MY QUICK AND DIRTY EXPLANATION OF HOW MRI'S SHOW LESIONS IN MS


MS does it's damage by causing the nerves in localized areas in the brain and spinal cord to lose their protective sheaths, called myelin.  At first, when the myelin is being attacked, the body brings a higher blood supply to the area to fight the attack and the area becomes inflamed.  These areas now become "lesions."  At this point, when they are inflamed and blood engorged,  they are called "active lesions."   At first the nerves, themselves,  haven't changed much and they appear (and have the same density) as the healthy areas around them.  After some time, probably weeks to months, the body CAN repair the damage and remyelinate the nerve.  This repaired nerve still won't be as good as new, but the lesion "looks" like normal brain.  Sometimes later an old scarred lesion will "reactivate" and the adjacent areas will inflame and have increased blood flow as the renewed demyelination takes place.
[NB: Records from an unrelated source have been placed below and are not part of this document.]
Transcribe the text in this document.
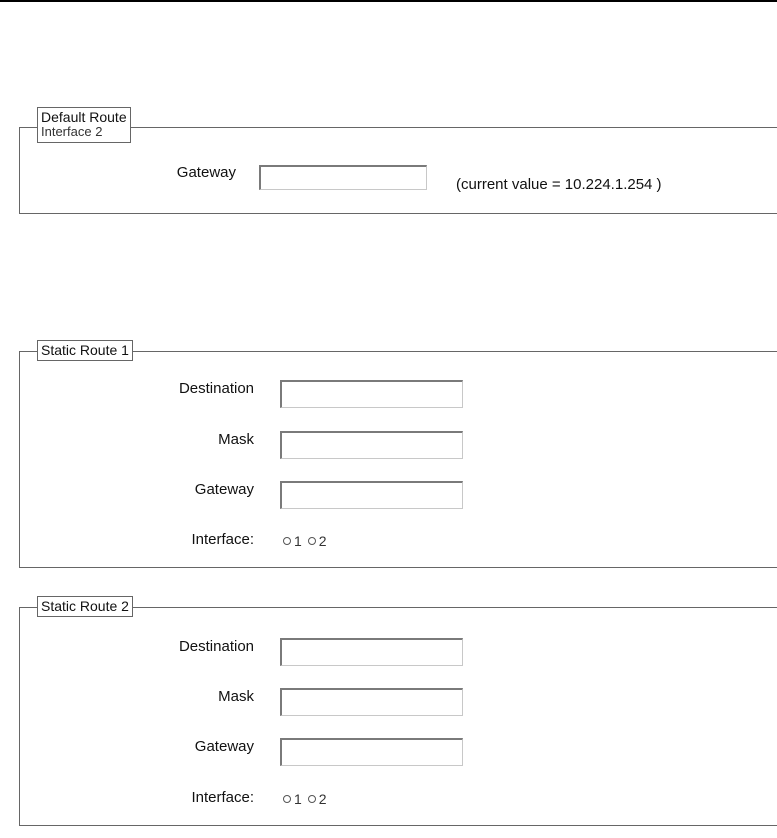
Default Route
Interface 2
Gateway
(current value = 10.224.1.254 )
Static Route 1
Destination
Mask
Gateway
Interface:	1 2
Static Route 2
Destination
Mask
Gateway
Interface:	1 2
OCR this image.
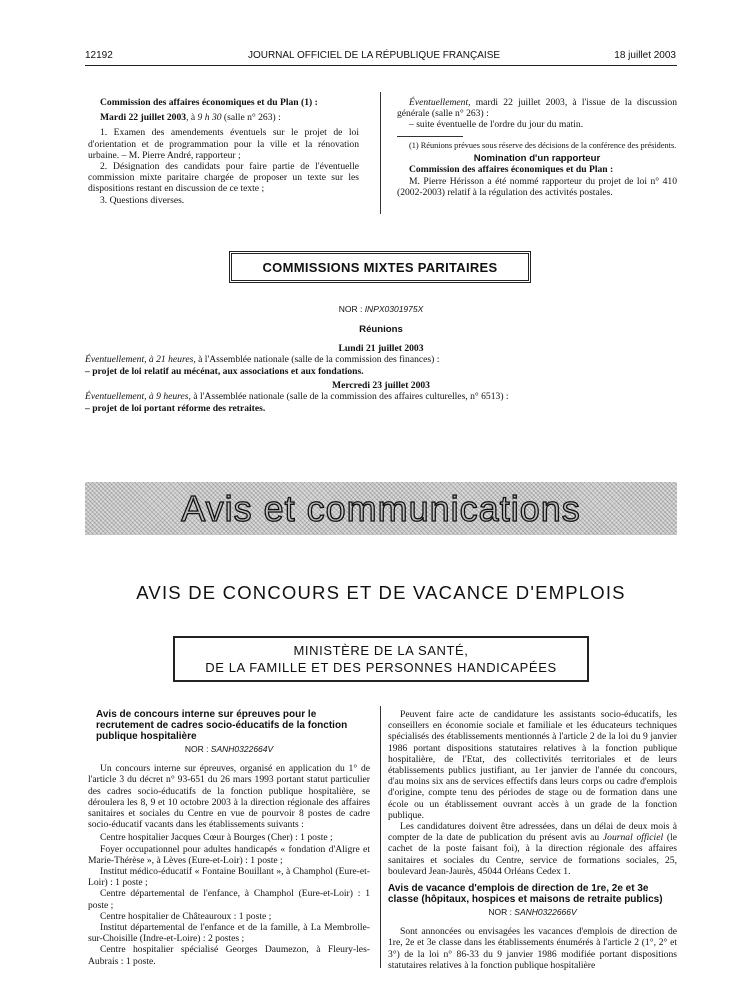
12192	JOURNAL OFFICIEL DE LA RÉPUBLIQUE FRANÇAISE	18 juillet 2003

Commission des affaires économiques et du Plan (1) :

Mardi 22 juillet 2003, à 9 h 30 (salle n° 263) :

1. Examen des amendements éventuels sur le projet de loi d'orientation et de programmation pour la ville et la rénovation urbaine. – M. Pierre André, rapporteur ;

2. Désignation des candidats pour faire partie de l'éventuelle commission mixte paritaire chargée de proposer un texte sur les dispositions restant en discussion de ce texte ;

3. Questions diverses.

Éventuellement, mardi 22 juillet 2003, à l'issue de la discussion générale (salle n° 263) :

– suite éventuelle de l'ordre du jour du matin.

(1) Réunions prévues sous réserve des décisions de la conférence des présidents.

Nomination d'un rapporteur

Commission des affaires économiques et du Plan :

M. Pierre Hérisson a été nommé rapporteur du projet de loi n° 410 (2002-2003) relatif à la régulation des activités postales.

COMMISSIONS MIXTES PARITAIRES

NOR : INPX0301975X

Réunions

Lundi 21 juillet 2003

Éventuellement, à 21 heures, à l'Assemblée nationale (salle de la commission des finances) :

– projet de loi relatif au mécénat, aux associations et aux fondations.

Mercredi 23 juillet 2003

Éventuellement, à 9 heures, à l'Assemblée nationale (salle de la commission des affaires culturelles, n° 6513) :

– projet de loi portant réforme des retraites.

Avis et communications
AVIS DE CONCOURS ET DE VACANCE D'EMPLOIS
MINISTÈRE DE LA SANTÉ,
DE LA FAMILLE ET DES PERSONNES HANDICAPÉES

Avis de concours interne sur épreuves pour le recrutement de cadres socio-éducatifs de la fonction publique hospitalière

NOR : SANH0322664V

Un concours interne sur épreuves, organisé en application du 1° de l'article 3 du décret n° 93-651 du 26 mars 1993 portant statut particulier des cadres socio-éducatifs de la fonction publique hospitalière, se déroulera les 8, 9 et 10 octobre 2003 à la direction régionale des affaires sanitaires et sociales du Centre en vue de pourvoir 8 postes de cadre socio-éducatif vacants dans les établissements suivants :

Centre hospitalier Jacques Cœur à Bourges (Cher) : 1 poste ;

Foyer occupationnel pour adultes handicapés « fondation d'Aligre et Marie-Thérèse », à Lèves (Eure-et-Loir) : 1 poste ;

Institut médico-éducatif « Fontaine Bouillant », à Champhol (Eure-et-Loir) : 1 poste ;

Centre départemental de l'enfance, à Champhol (Eure-et-Loir) : 1 poste ;

Centre hospitalier de Châteauroux : 1 poste ;

Institut départemental de l'enfance et de la famille, à La Membrolle-sur-Choisille (Indre-et-Loire) : 2 postes ;

Centre hospitalier spécialisé Georges Daumezon, à Fleury-les-Aubrais : 1 poste.

Peuvent faire acte de candidature les assistants socio-éducatifs, les conseillers en économie sociale et familiale et les éducateurs techniques spécialisés des établissements mentionnés à l'article 2 de la loi du 9 janvier 1986 portant dispositions statutaires relatives à la fonction publique hospitalière, de l'Etat, des collectivités territoriales et de leurs établissements publics justifiant, au 1er janvier de l'année du concours, d'au moins six ans de services effectifs dans leurs corps ou cadre d'emplois d'origine, compte tenu des périodes de stage ou de formation dans une école ou un établissement ouvrant accès à un grade de la fonction publique.

Les candidatures doivent être adressées, dans un délai de deux mois à compter de la date de publication du présent avis au Journal officiel (le cachet de la poste faisant foi), à la direction régionale des affaires sanitaires et sociales du Centre, service de formations sociales, 25, boulevard Jean-Jaurès, 45044 Orléans Cedex 1.

Avis de vacance d'emplois de direction de 1re, 2e et 3e classe (hôpitaux, hospices et maisons de retraite publics)

NOR : SANH0322666V

Sont annoncées ou envisagées les vacances d'emplois de direction de 1re, 2e et 3e classe dans les établissements énumérés à l'article 2 (1°, 2° et 3°) de la loi n° 86-33 du 9 janvier 1986 modifiée portant dispositions statutaires relatives à la fonction publique hospitalière
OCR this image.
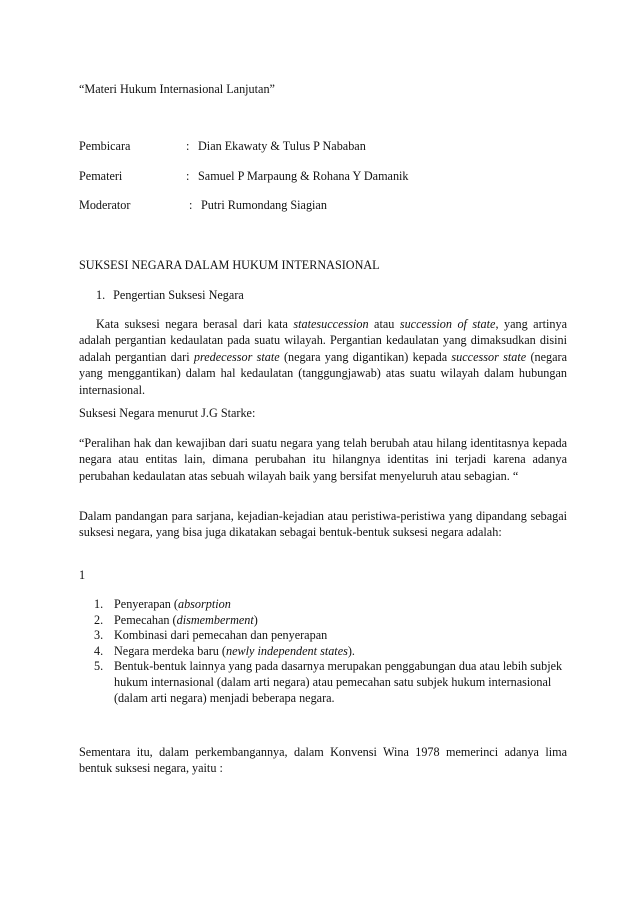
“Materi Hukum Internasional Lanjutan”
Pembicara	: Dian Ekawaty & Tulus P Nababan
Pemateri	: Samuel P Marpaung & Rohana Y Damanik
Moderator	: Putri Rumondang Siagian
SUKSESI NEGARA DALAM HUKUM INTERNASIONAL
1. Pengertian Suksesi Negara
Kata suksesi negara berasal dari kata statesuccession atau succession of state, yang artinya adalah pergantian kedaulatan pada suatu wilayah. Pergantian kedaulatan yang dimaksudkan disini adalah pergantian dari predecessor state (negara yang digantikan) kepada successor state (negara yang menggantikan) dalam hal kedaulatan (tanggungjawab) atas suatu wilayah dalam hubungan internasional.
Suksesi Negara menurut J.G Starke:
“Peralihan hak dan kewajiban dari suatu negara yang telah berubah atau hilang identitasnya kepada negara atau entitas lain, dimana perubahan itu hilangnya identitas ini terjadi karena adanya perubahan kedaulatan atas sebuah wilayah baik yang bersifat menyeluruh atau sebagian. “
Dalam pandangan para sarjana, kejadian-kejadian atau peristiwa-peristiwa yang dipandang sebagai suksesi negara, yang bisa juga dikatakan sebagai bentuk-bentuk suksesi negara adalah:
1
1. Penyerapan (absorption
2. Pemecahan (dismemberment)
3. Kombinasi dari pemecahan dan penyerapan
4. Negara merdeka baru (newly independent states).
5. Bentuk-bentuk lainnya yang pada dasarnya merupakan penggabungan dua atau lebih subjek hukum internasional (dalam arti negara) atau pemecahan satu subjek hukum internasional (dalam arti negara) menjadi beberapa negara.
Sementara itu, dalam perkembangannya, dalam Konvensi Wina 1978 memerinci adanya lima bentuk suksesi negara, yaitu :
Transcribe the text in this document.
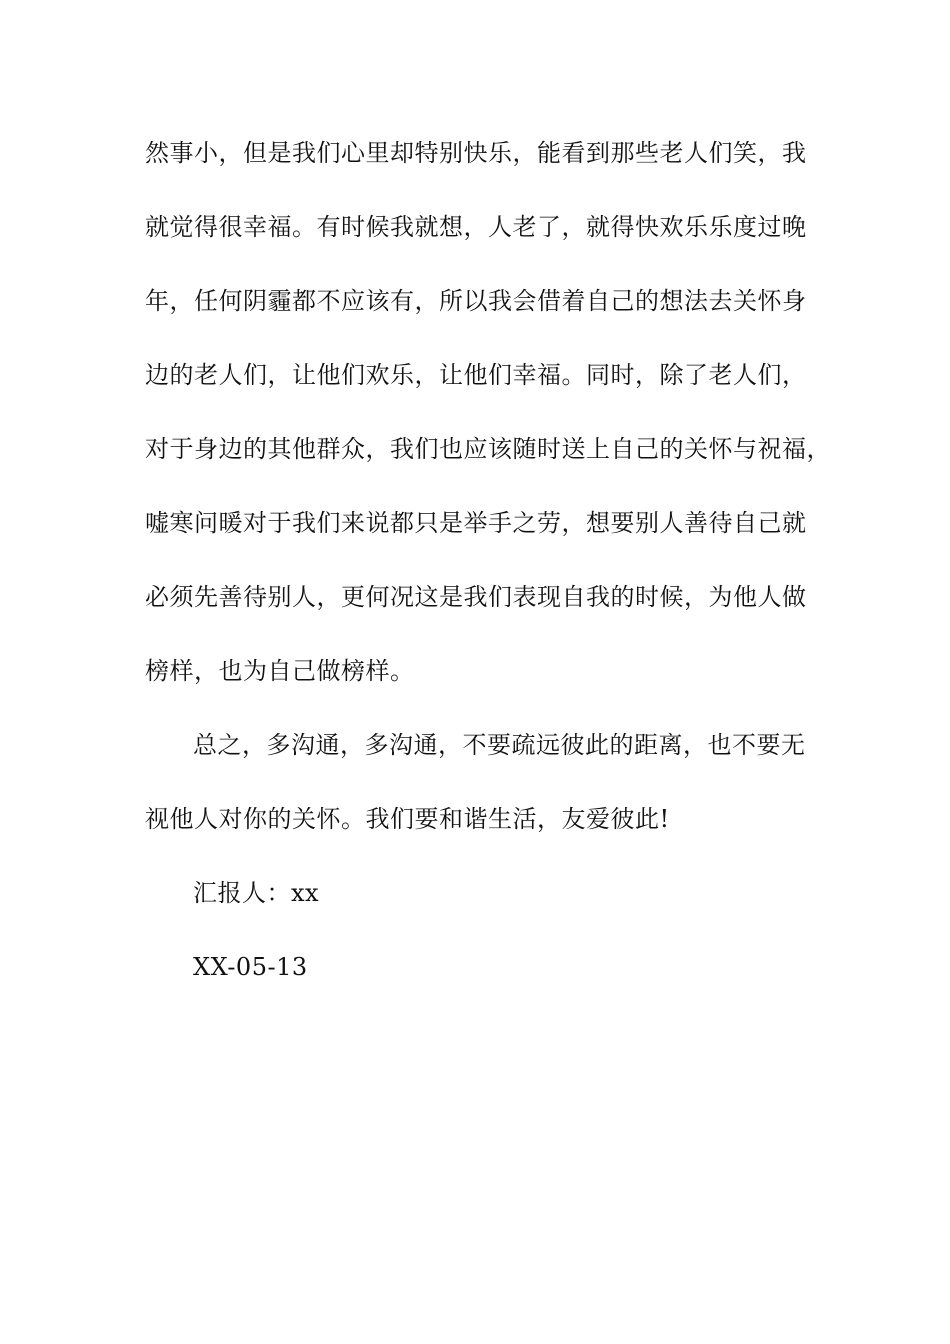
然事小，但是我们心里却特别快乐，能看到那些老人们笑，我
就觉得很幸福。有时候我就想，人老了，就得快欢乐乐度过晚
年，任何阴霾都不应该有，所以我会借着自己的想法去关怀身
边的老人们，让他们欢乐，让他们幸福。同时，除了老人们，
对于身边的其他群众，我们也应该随时送上自己的关怀与祝福，
嘘寒问暖对于我们来说都只是举手之劳，想要别人善待自己就
必须先善待别人，更何况这是我们表现自我的时候，为他人做
榜样，也为自己做榜样。
总之，多沟通，多沟通，不要疏远彼此的距离，也不要无
视他人对你的关怀。我们要和谐生活，友爱彼此!
汇报人：xx
XX-05-13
If the nerves do not remyelinate and the damage continues, for a long time the lesions sit as scars.  These scarred areas have damaged and dying cells in them, the blood supply shrinks, and the areas are not very dense  - not as dense as the normal brain around them.  These are the classic MS plaques and are considered old lesions.

If the attack on the myelin sheath is too strong for the immune system to repair, more and more myelin disappears and the area of nerves eventually dies.  Then it contracts and scars.  The blood flow is decreased to that area and the area becomes "less dense" then the surrounding normal nerve tissue.  After a longer time - probably years - the scar can reabsorb and the area becomes "empty."  It's called a black hole.

When you image these lesions with an MRI you can see different things, depending on the technique, the age (stage) of the lesion, the power of the MRI, and whether contrast is used.

The first image is done without contrast.  This technique will show old lesions that are big enough to be seen by the power of that MRI machine.  WE KNOW that many lesions in MS are too small to be seen.  If the newer, more powerful MRI with a 3 Tesla magnet is used many more lesions will be seen (by at least 25%) than on the older 1.5 Tesla machines.  The classic old, mature MS lesion is a little bit oval, will have well-defined borders and will be in the white matter.  Characteristic places are subcortical, peri-ventricular and in the corpus callosum.  The classic MS lesion will also have it's long axis perpendicular to the ventricles of the brain.  Also, important and very symptomatic lesions are found in the brainstem, the cervical and the thoracic spine.  The spinal cord ends at the bottom of the thoracic spine, so there is no such thing as a lumbar spinal cord lesion in the normal spine.

The  scarred lesions will show up as light, bright areas.  These are the classic, MS lesions or "plaques."   But, with just the regular MRI one can NOT say if it is old and dormant or if it has active inflammation in it.

Now the very old, scarred ones that have been reabsorbed will show up as a black (empty) space or black hole.  If there are many of these empty areas the brain will contract around them eventually and show up as a loss of brain volume.  This is also know as brain atrophy.  This is particularly seen in the progressive types of MS.

However, a newly active MS lesion may not show up on a regular MRI because the area of nerves, though inflamed, is still pretty much intact and has normal brain density.  On the MRI it will look like normal brain.  Without contrast it won't show up and will be missed.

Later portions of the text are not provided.